Individual variation in inter-ocular suppression and sensory eye dominance
Wang M., McGraw P., Ledgeway T.
The competitive and inhibitory interactions between the two eyes’ images are a pervasive aspect of binocular vision. Over the last decade, our understanding of the neural processes underpinning binocular rivalry (BR) and continuous flash suppression (CFS) has increased substantially, but we still have little understanding of the relationship between these two effects and their variation in the general population. Studies that pool data across individuals and eyes risk masking substantial variations in binocular vision that exist in the general population. To investigate this issue we compared the depth of inter-ocular suppression evoked by BR with that elicited by CFS, in a group (N = 25) of visually normal individuals. A noise pattern (either static for BR or dynamic for CFS) was presented to one eye and its suppressive influence on a probe grating presented simultaneously to the other eye was measured. We found substantial individual differences in the magnitude of suppression (a 10-fold variation in probe detection threshold) evoked by each task, but performance on BR was a significant predictor of performance on the CFS task. However many individuals showed marked asymmetries between the two eyes’ ability to detect a suppressed target, that were not necessarily the same for the two tasks.

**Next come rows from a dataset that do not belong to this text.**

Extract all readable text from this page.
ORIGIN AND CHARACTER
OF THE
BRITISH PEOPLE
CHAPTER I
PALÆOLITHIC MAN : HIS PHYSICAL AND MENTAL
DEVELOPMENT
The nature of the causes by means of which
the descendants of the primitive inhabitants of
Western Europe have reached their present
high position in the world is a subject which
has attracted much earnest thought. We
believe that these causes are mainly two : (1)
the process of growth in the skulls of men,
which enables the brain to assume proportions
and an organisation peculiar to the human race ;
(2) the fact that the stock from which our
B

There was a tendency for the magnitude of the asymmetry to increase as the refresh rate of the dynamic noise increased. The results suggest a common underlying mechanism is likely to be responsible, at least in part, for driving inter-ocular suppression under BR and CFS. The marked asymmetries in inter-ocular suppression at higher noise refresh rates, may be indicative of a difference in temporal processing between the eyes.